CS360 Final Exam - Answers and Grading

Spring, 2023
James S. Plank

The exam was given on Canvas with banks used for some questions. These explanations apply to the example exam, plus I give answers to the other bank questions.


Question 3 (25 points)

Man, that value of 0x258 at address 0x7200 was a typo. It is actually immaterial (see below), but I apologize if it confused you.


Question 4 (25 points)

Grading

Four points for the each of the first four, and three points for the other three. The way I graded your answer is that I sorted all of your outputs and then put dashes between them. I then graded the entire string.


Question 5 (25 points)


Question 6 (25 points)

Part 1: Here's start_ga():

int start_ga(int seed)
{
  int pid;
  int p[2];
  int fd;
  char buf[20];

  /* You can call pipe() before fork(), and have the parent write the
     seed to the child, but it's easier to have the child write to the pipe. */

  pid = fork();

  if (pid == 0) {
    pipe(p);                        /* Only call pipe() in the child */
    sprintf(buf, "%d\n", seed);     /* Write the seed -- it will go to the buffer in the OS. */
    write(p[1], buf, strlen(buf));
    close(p[1]);
  
    sprintf(buf, "f%03d.txt", seed);                   /* Create the output file and have it */
    fd = open(buf, O_WRONLY | O_CREAT | O_TRUNC, 0666);/* go to stdout */
    dup2(fd, 1);
    close(fd);

    dup2(p[0], 0);                  /* Stdin comes from the pipe */
    close(p[0]);
    execlp("./ga", NULL);           /* Execute the program. */
    perror("execlp");
    exit(1);
  }
  return pid;
}

And here's kill_slow()

void kill_slow(JRB pids)
{
  JRB tmp;
  long t0;

  /* Traverse the tree and kill old processes. */

  t0 = time(0);
  jrb_traverse(tmp, pids) {
    if (tmp->val.l + TIMEOUT <= t0) {
      kill(tmp->key.i, SIGKILL);
    }
  }
}

Part 2: There are two answers. The easy one is to call alarm(3600) in the child process right before it calls execlp(). If the child doesn't handle the alarm, it will kill the process at the right time.

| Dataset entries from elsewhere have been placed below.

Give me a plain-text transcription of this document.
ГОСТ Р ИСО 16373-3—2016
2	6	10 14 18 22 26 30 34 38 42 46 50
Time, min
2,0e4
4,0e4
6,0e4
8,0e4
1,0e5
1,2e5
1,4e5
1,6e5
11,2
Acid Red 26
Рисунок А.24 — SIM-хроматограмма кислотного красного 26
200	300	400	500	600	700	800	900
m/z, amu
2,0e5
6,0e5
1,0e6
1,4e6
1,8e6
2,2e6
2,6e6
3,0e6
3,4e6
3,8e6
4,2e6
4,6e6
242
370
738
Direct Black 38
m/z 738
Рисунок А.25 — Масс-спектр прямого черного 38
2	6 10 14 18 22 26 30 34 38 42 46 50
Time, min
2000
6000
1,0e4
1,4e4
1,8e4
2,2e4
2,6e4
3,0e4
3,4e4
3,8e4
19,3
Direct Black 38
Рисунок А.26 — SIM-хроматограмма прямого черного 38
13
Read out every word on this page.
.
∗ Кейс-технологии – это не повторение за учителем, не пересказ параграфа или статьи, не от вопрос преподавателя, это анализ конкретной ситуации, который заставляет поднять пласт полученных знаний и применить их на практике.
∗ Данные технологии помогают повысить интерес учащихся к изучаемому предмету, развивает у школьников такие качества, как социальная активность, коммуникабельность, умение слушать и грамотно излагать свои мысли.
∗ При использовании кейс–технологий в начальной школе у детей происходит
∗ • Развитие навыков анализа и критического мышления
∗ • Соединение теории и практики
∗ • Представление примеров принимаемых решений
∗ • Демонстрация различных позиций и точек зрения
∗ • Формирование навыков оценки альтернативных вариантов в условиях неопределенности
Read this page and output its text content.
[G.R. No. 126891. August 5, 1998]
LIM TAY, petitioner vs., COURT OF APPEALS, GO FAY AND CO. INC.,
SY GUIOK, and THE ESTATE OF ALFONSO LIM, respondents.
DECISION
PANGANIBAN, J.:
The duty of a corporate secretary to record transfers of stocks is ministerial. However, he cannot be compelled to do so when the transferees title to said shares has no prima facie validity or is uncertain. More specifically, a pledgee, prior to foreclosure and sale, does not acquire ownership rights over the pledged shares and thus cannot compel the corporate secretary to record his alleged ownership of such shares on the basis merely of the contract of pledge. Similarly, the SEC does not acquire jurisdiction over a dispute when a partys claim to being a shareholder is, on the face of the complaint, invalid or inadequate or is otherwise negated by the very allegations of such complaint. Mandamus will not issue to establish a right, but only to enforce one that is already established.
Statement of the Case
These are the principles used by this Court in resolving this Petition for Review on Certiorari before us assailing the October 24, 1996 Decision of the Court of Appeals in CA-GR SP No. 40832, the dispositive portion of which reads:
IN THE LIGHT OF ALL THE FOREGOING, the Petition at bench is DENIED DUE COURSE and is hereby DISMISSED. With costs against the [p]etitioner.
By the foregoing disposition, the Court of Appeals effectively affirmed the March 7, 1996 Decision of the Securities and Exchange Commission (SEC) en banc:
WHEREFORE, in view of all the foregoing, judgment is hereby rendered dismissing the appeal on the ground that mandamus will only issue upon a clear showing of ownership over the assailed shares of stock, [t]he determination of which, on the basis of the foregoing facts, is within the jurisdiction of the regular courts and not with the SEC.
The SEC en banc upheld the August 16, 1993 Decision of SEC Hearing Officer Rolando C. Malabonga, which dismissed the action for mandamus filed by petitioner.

The truly proper way to do this is to have kill_slow() calculate when the next process should be terminated, and call alarm() for that time. Each alarm() call cancels the previous one, which is why you have to figure out the soonest process to kill each time you call alarm(). Have the alarm handler call kill_slow(). You don't need to have the code, but here it is:

void kill_slow(JRB pids)
{
  JRB tmp;
  long t0;
  int min;

  min = TIMEOUT+1;
  t0 = time(0);
  jrb_traverse(tmp, pids) {
    if (tmp->val.l + TIMEOUT <= t0) {
      kill(tmp->key.i, SIGKILL);
    } else {
      if (tmp->val.l + TIMEOUT - t0 < min) min = tmp->val.l + TIMEOUT - t0;
    }
  }
  if (min == TIMEOUT+1) min = 0;
  alarm(min);
  signal(SIGALRM, handler);
}

void handler(int dummy)
{
  kill_slow();
}

Grading:

In the grading file, I tell you the points for each part, and then I identify "problems" that led to deductions. If you see "Please see the answer" with some of those categories above omited, it means that your program didn't really make sense, and didn't fit with the grading methodology.